McLean, a Scotsman from Duisky, near Blaich, Ardgour, Argyleshire, was in July 1837 an early investor with the South Australian Company; for his £1000 he was entitled to select one "town acre", one surveyed section near the city and the option on one future "special survey" further away. His family were once substantial landowners, but he was reduced to the status of tenant farmer. He was clearly not without means however; £1000 would be equivalent to several million dollars today. The 1836 famine in Scotland which led to one of the Highland Clearances may have been a factor in this decision, and to live in the new province. He and his large family emigrated on the Navarino, falsifying their ages and occupations in order to qualify for free passage. They arriving at Holdfast Bay on 6 December 1837. He selected "town acre" number 57 on Hindley Street and Section 50, Hundred of Adelaide, an property at Hilton, South Australia, a few miles from Adelaide, adjacent to one of Dr. Everard's selections. Immediately on arrival in South Australia he sent his son Allan to Van Diemen's Land to bring back a team of working buffalo, implements and seed wheat, which they planted and reaped by hand in 1838, arguably the first such crop in the colony. He built a modest house. Ten years later he sold the property to John Marles ; it is now the suburb Marleston. He selected a property at Strathalbyn, part of the Angas Special Survey of 1841, and was the second settler there, after Dr. Rankine. He built a two-storey house which he named either "Auchanadala" or "Auchanada's", where he died in October 1855.
Controversy
He is generally credited with producing South Australia's first crop of wheat, but it is likely that others has small plantings around the same time. Dr. Everard had a small plot at his home on the corner of Hindley and Morphett Streets — the ground was hard and apparently infertile, but the experiment was successful, and heavy ears of grain were produced, to the discomfiture of his detractors. Claims that eldest son Allan McLean was the first to plough land in South Australia were refuted by John Chambers.
Family
Donald McLean married Christina McPhee. Their children included:
Allan McLean married Catherine Dawson on 29 February 1844
Ewen "Hugh the Elder" McLean married Christina "Christy" Black on 15 May 1849. He ran a farm near Milang, then Point McLeay, and retired to Meningie.
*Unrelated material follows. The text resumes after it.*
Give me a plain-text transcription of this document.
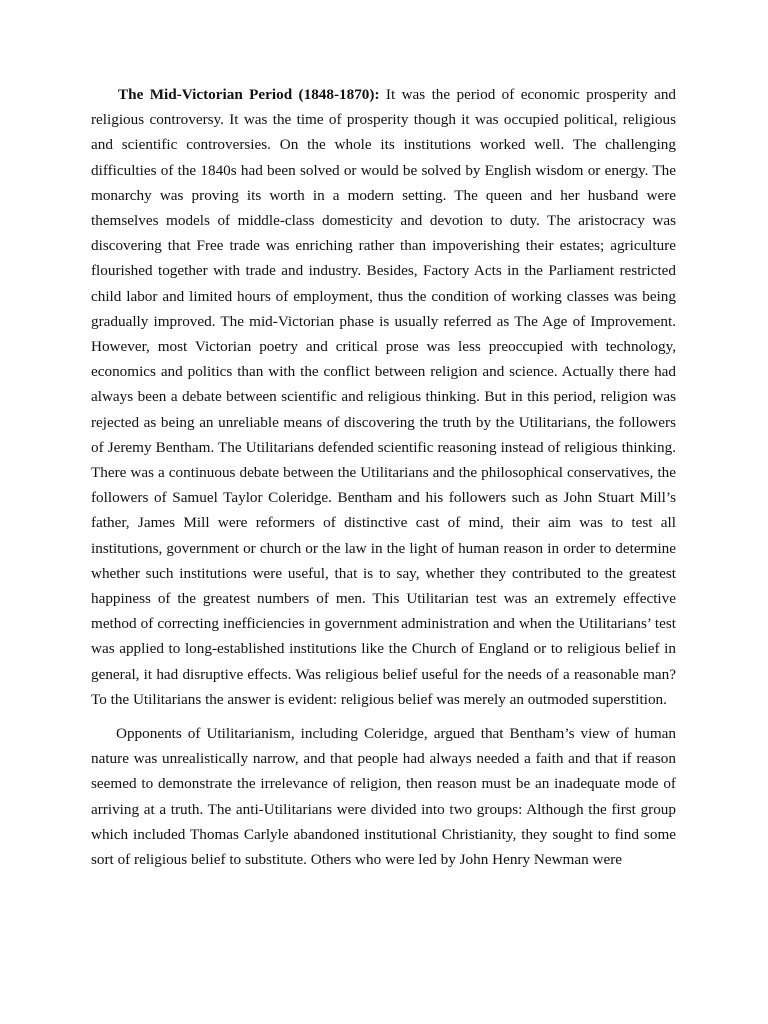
The Mid-Victorian Period (1848-1870): It was the period of economic prosperity and religious controversy. It was the time of prosperity though it was occupied political, religious and scientific controversies. On the whole its institutions worked well. The challenging difficulties of the 1840s had been solved or would be solved by English wisdom or energy. The monarchy was proving its worth in a modern setting. The queen and her husband were themselves models of middle-class domesticity and devotion to duty. The aristocracy was discovering that Free trade was enriching rather than impoverishing their estates; agriculture flourished together with trade and industry. Besides, Factory Acts in the Parliament restricted child labor and limited hours of employment, thus the condition of working classes was being gradually improved. The mid-Victorian phase is usually referred as The Age of Improvement. However, most Victorian poetry and critical prose was less preoccupied with technology, economics and politics than with the conflict between religion and science. Actually there had always been a debate between scientific and religious thinking. But in this period, religion was rejected as being an unreliable means of discovering the truth by the Utilitarians, the followers of Jeremy Bentham. The Utilitarians defended scientific reasoning instead of religious thinking. There was a continuous debate between the Utilitarians and the philosophical conservatives, the followers of Samuel Taylor Coleridge. Bentham and his followers such as John Stuart Mill’s father, James Mill were reformers of distinctive cast of mind, their aim was to test all institutions, government or church or the law in the light of human reason in order to determine whether such institutions were useful, that is to say, whether they contributed to the greatest happiness of the greatest numbers of men. This Utilitarian test was an extremely effective method of correcting inefficiencies in government administration and when the Utilitarians’ test was applied to long-established institutions like the Church of England or to religious belief in general, it had disruptive effects. Was religious belief useful for the needs of a reasonable man? To the Utilitarians the answer is evident: religious belief was merely an outmoded superstition.

Opponents of Utilitarianism, including Coleridge, argued that Bentham’s view of human nature was unrealistically narrow, and that people had always needed a faith and that if reason seemed to demonstrate the irrelevance of religion, then reason must be an inadequate mode of arriving at a truth. The anti-Utilitarians were divided into two groups: Although the first group which included Thomas Carlyle abandoned institutional Christianity, they sought to find some sort of religious belief to substitute. Others who were led by John Henry Newman were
John McLean married Mary Stacey on 25 September 1845, Elizabeth Dixon on 16 April 1874
Mary McLean married Adam Abercrombie Duncan McRae
Archibald McLean married Ann Soward Janeway on 11 September 1846
Ewen "Little Hugh" "Hugh the Younger" McLean married Ann McBain Margaret Tannahill on 13 April 1862; lived "Sunny Brae", North Parade, Strathalbyn.
He died at his home, "Auchanadala", Strathalbyn. Allan McLean, 19th premier of Victoria, was a relative. He has been confused with another, possibly unrelated, Donald McLean who was manager of the North West Bend station on the River Murray for C. H. Armytage, and was the first in South Australia to create sheep paddocks. He pumped water for his flocks and also paid generous bounties for dingo scalps. He married Mary Barker, a niece of John Chambers, on 21 June 1866. In 1871 he and William Barker purchased Murbko station, on the River Murray opposite Morgan, then Comongin station near Quilpie.